Usually what you get in auction catalogues, aside from the photographs of the works that are up for sale, is a bunch of comparison images, some of them sort of dubious: pieces by Jeff Koons and Damien Hirst will be embellished with a parade of the Old Masters’ greatest hits to add a bit of historical oomph. This image accompanies the main image of Paul McCarthy’s sculptural masterpiece Tomato Head (Green), a 1994 artwork that goes on offer tonight at Christie’s as part of a group of works consigned by collector Peter Norton. The sculpture is a riff on the Mr.
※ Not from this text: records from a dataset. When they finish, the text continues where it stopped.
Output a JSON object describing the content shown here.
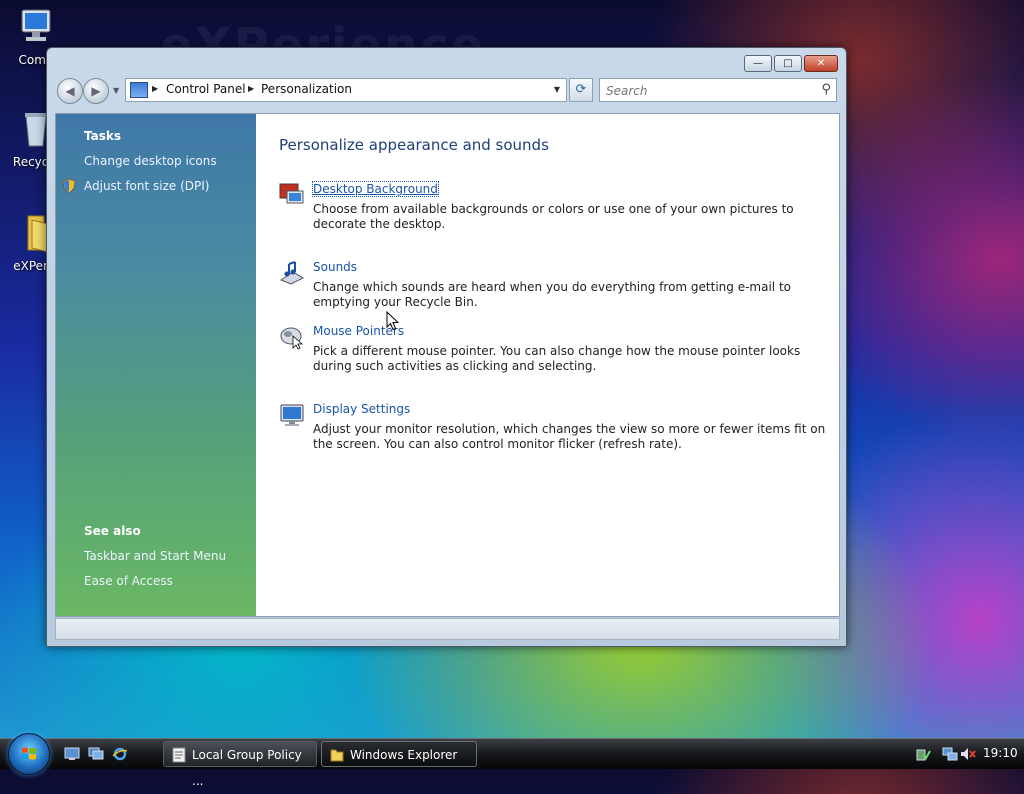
{
  "desktop": {
    "watermark": "eXPerience",
    "icons": [
      {
        "label": "Comp",
        "icon": "computer-icon"
      },
      {
        "label": "Recycle",
        "icon": "recycle-bin-icon"
      },
      {
        "label": "eXPerie",
        "icon": "folder-icon"
      }
    ]
  },
  "window": {
    "controls": {
      "minimize": "—",
      "maximize": "□",
      "close": "✕"
    },
    "breadcrumb": [
      "Control Panel",
      "Personalization"
    ],
    "search_placeholder": "Search"
  },
  "sidebar": {
    "tasks_heading": "Tasks",
    "tasks": [
      {
        "label": "Change desktop icons"
      },
      {
        "label": "Adjust font size (DPI)",
        "icon": "shield-icon"
      }
    ],
    "see_also_heading": "See also",
    "see_also": [
      {
        "label": "Taskbar and Start Menu"
      },
      {
        "label": "Ease of Access"
      }
    ]
  },
  "main": {
    "title": "Personalize appearance and sounds",
    "items": [
      {
        "title": "Desktop Background",
        "icon": "desktop-background-icon",
        "description": "Choose from available backgrounds or colors or use one of your own pictures to decorate the desktop."
      },
      {
        "title": "Sounds",
        "icon": "sounds-icon",
        "description": "Change which sounds are heard when you do everything from getting e-mail to emptying your Recycle Bin."
      },
      {
        "title": "Mouse Pointers",
        "icon": "mouse-icon",
        "description": "Pick a different mouse pointer. You can also change how the mouse pointer looks during such activities as clicking and selecting."
      },
      {
        "title": "Display Settings",
        "icon": "monitor-icon",
        "description": "Adjust your monitor resolution, which changes the view so more or fewer items fit on the screen. You can also control monitor flicker (refresh rate)."
      }
    ]
  },
  "taskbar": {
    "buttons": [
      {
        "label": "Local Group Policy ...",
        "icon": "document-icon"
      },
      {
        "label": "Windows Explorer",
        "icon": "folder-icon"
      }
    ],
    "clock": "19:10"
  }
}
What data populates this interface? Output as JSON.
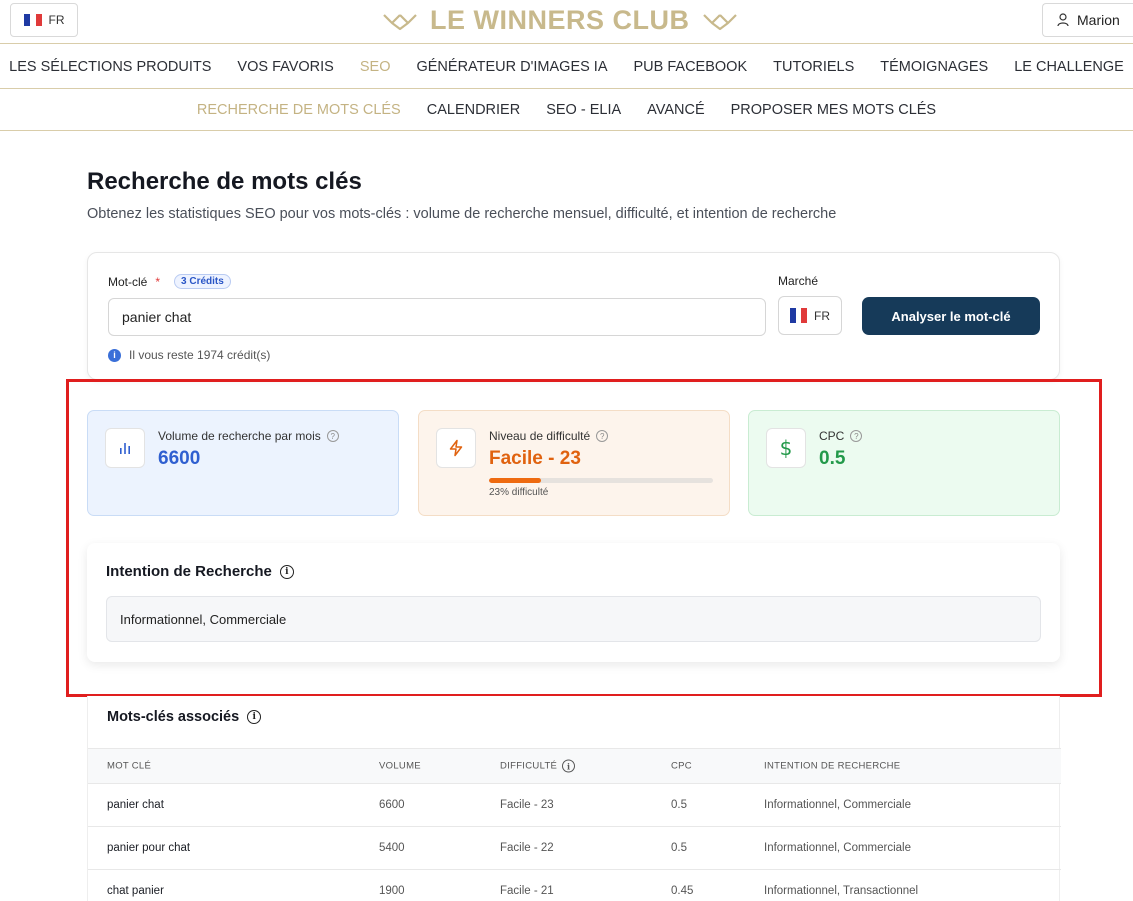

Potato Head toy–only, as should be obvious, it has been built to human proportions and involves some, let’s say, unusual parts.
Skulking around behind Tomato Head in this image, and brandishing a carrot, is none other than Brett Gorvy, chairman and international head of contemporary art at Christie’s. Mr. Gorvy’s presence in the photograph has an obvious pragmatic purpose –he’s presumably there to provide scale and to demonstrate the interactive aspects of the piece–and yet he wears a slightly devious, or at the very least mischievous expression, as though somehow he has it in for poor Tomato Head, who looks unprepared for whatever is about to be done with that carrot.
We are going to go ahead and say with no irony whatsoever that this photograph is a masterpiece, implying as it does a moment, in the dead of night, when all the other auction specialists are asleep, and Mr. Gorvy has sneaked into the galleries to play with his beloved Tomato Head. He’s become so attached to the sculpture, come to so love it as a child does its Mr. Potato Head toy, that he can barely stand to even think of parting with it at tonight’s evening sale, even should it soar past its high estimate of $1.5 million and into the vaulted heavens of art prices.
Indeed, we feel that this photograph has handily done all of Mr. Gorvy’s work for him. It has, at the very least, made us covet Tomato Head.